Sold for £ 72,562 (US$ 92,420) inc. premium
Nikos Hadjikyriakos-Ghika (Greek, 1906-1994)
Terrace plant
signed and dated 'Ghika/65' (lower right)
oil on canvas
100 x 73 cm.

Footnotes

  • Exhibited
    Athens, National Gallery - Alexandros Soutzos Museum, Ghika, May 1973, no. 115 (listed in the exhibition catalogue).
    Athens, Benaki Museum, N. Hadjikyriakos Ghika, The Apollonian, the Dionysian 1906-1994, November 11, 2006 - January 15, 2007 (illustrated in the exhibition catalogue, no. 236, p. 140).

    Literature
    K.C. Valkana, Nikos Hadjikyriakos-Ghika, His Painting Oeuvre, Benaki Museum, Athens 2011, no. 366, p. 300 (illustrated).


    A riot of festive colours and a lacework of energetic lines and rhythmically orchestrated forms, this luminous and cheerful painting of Dionysian contemplation and paganistic zeal aptly illustrates Ghika's ability to filter the world around him through his rich imagination and transform an ordinary terrace plant into an expression of the enthusiasm sparked in him by nature. Every part in the picture is imbued with the breath of the exuberant flora and the refractions of light, exploding into dazzling mosaic-like fragments that spin and swirl around enigmatic webs of geometric and patterned features so that the whole composition is in a state of perpetual becoming, immersed in a constantly changing and revived atmosphere.1

    From the late 1950s on, Ghika's ordered architectural structures were gradually replaced by a world subject to natural forces,2 to explosions of colour and form, where trees, leaves, bushes and flowers were set in motion, engaged in a perpetual Dionysian dance. Inspired perhaps by Japanese calligraphy's pronounced gestures and constant flow of brush and pen, his landscapes became denser and more mystical, reflecting his perception of nature as a cosmogony invested with pantheistic rituals and Oriental myths.

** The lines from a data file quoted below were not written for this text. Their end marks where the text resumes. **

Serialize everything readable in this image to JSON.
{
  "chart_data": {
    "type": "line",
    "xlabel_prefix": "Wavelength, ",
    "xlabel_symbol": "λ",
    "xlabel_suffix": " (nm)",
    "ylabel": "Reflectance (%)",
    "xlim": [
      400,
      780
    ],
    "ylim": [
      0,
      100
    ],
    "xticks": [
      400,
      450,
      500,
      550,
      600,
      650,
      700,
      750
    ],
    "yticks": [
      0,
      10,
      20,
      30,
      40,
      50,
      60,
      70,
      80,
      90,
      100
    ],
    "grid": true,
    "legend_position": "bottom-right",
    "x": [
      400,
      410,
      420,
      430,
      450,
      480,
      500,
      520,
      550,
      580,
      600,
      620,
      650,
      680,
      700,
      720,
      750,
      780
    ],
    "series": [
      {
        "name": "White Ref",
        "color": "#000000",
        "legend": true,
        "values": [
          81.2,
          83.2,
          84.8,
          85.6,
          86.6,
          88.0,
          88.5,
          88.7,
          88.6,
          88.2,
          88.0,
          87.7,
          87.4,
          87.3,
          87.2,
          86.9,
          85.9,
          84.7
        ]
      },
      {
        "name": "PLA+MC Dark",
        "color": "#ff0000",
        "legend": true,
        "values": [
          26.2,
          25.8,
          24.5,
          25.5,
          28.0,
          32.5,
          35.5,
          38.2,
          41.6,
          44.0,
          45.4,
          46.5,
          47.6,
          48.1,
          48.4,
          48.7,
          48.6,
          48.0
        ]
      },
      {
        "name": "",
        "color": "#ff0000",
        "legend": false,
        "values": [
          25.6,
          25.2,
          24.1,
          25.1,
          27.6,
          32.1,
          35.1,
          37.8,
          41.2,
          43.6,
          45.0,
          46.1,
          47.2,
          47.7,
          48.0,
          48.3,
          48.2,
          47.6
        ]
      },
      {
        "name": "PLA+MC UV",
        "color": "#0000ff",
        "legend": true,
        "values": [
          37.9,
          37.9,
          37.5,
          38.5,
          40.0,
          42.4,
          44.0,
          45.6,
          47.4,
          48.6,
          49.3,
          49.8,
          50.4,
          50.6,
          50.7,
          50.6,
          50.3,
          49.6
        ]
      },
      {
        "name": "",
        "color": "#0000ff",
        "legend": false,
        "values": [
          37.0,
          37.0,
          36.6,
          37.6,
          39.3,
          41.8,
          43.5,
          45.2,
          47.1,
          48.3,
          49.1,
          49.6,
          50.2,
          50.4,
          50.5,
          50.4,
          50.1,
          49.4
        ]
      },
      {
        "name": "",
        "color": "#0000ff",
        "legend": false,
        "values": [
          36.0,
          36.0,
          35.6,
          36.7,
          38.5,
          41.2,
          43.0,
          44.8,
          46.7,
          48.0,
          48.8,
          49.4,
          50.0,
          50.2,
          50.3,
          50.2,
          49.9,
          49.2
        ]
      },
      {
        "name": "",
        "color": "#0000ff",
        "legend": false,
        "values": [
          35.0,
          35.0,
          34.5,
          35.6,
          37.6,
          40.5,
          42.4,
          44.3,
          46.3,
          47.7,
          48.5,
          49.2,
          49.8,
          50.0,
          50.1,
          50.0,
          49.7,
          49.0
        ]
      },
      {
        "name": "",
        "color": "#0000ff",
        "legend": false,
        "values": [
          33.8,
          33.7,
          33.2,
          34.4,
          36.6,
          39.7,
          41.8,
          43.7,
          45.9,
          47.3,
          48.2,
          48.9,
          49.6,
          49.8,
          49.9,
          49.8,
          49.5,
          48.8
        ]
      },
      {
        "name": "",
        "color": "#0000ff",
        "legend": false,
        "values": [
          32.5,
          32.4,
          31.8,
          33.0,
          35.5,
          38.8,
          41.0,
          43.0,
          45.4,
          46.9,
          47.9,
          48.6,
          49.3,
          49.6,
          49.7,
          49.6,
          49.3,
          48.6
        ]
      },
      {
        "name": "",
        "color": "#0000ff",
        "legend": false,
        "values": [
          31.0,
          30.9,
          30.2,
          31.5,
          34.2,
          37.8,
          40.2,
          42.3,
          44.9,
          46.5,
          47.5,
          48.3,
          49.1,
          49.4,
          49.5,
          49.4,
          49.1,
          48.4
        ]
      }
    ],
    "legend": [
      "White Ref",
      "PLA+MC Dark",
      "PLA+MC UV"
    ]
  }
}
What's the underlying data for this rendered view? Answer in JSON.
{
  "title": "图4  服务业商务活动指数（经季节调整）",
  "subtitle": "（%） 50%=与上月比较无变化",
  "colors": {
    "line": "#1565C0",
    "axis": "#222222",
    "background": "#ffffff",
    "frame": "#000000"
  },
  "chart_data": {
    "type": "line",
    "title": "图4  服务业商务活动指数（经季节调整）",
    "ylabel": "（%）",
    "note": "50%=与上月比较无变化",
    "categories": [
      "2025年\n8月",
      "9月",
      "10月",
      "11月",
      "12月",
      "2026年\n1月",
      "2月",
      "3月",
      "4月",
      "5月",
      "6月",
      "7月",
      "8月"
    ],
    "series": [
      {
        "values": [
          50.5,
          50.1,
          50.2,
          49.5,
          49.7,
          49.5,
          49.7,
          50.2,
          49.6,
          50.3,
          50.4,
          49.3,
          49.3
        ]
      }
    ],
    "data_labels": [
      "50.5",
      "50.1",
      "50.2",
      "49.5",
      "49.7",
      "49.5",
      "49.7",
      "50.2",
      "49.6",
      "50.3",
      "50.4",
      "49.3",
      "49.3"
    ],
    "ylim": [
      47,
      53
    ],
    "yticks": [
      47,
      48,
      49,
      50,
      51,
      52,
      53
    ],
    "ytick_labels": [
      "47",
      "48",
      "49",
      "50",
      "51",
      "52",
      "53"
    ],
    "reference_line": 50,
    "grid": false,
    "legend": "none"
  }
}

    "I tried to evoke the whispering of leaves, the buzz of insects, the movements of tree branches, the breathing of the juices, the swirling of petals. The artist discovers pulsating rhythms derived from his intimate relationship with nature. He discovers them in the leaves and insects, in the light and the shadows cast by wind-swayed trees, in the flight of birds and the nuances of colour. In other words, I want the viewer to feel the knife used to carve out nature. I want him or her to even feel the music, the sounds emanating from the orchestration of different forms, different shapes, different lines and not only the orchestration but, if possible, even the inherent scent they exude, which is the most elusive sense of all."3 "Every artist who is by nature a colorist bears within him his own harmonies of colour, which are never exactly those of nature but those of his own ideal of nature. In my case, these harmonies are mainly composed of mauves, greys and pinks, but sun-drenched, sun-saturated colors that have at the same time preserved something of the brightness which might have been theirs in a less cruel light."4

    "What remains as my strongest impression about Ghika's work is its constant inspiration from nature – the wonder, the strength, the beauty, the power, the patterns. I asked him if nature was always inspiring to him and he answered, Always. No matter what happens in life, nature is always an inspiration."5

    1 See N. Hadjikyriakos-Ghika, the Apollonian-the Dionysian [in Greek], exhibition catalogue, Benaki Museum, Athens 2006, p. 52.
    2 See M. Achimastou-Potamianou, "The Art of Ghika" [in Greek], in The Greek Painters, vol. II, 20th Century, Melissa editions, Athens 1975", p. 340.
    3 See N. Hadjikyriakos-Ghika, The Birth of New Art [in Greek], Astrolavos-Efthini editions, Athens 1987, pp. 232-234; N. Hadjikyriakos-Ghika, In Front of Others [in Greek], Athens 1990, p. 25. See also transcribed excerpts from the 'Monogramma' television documentary, ERT-2, 1984 in Nikos Hadjikyriakos-Ghika [in Greek], Tegopoulos editions, Athens, 2009, p. 150.
    4 Ghika's interview by E. Roditi, The Charioteer magazine, vol. 1, no. 2, Autumn 1960, p. 55.
    5 H. Livas, Contemporary Greek Artists, Vantage Press, New York, 1993, p. 11.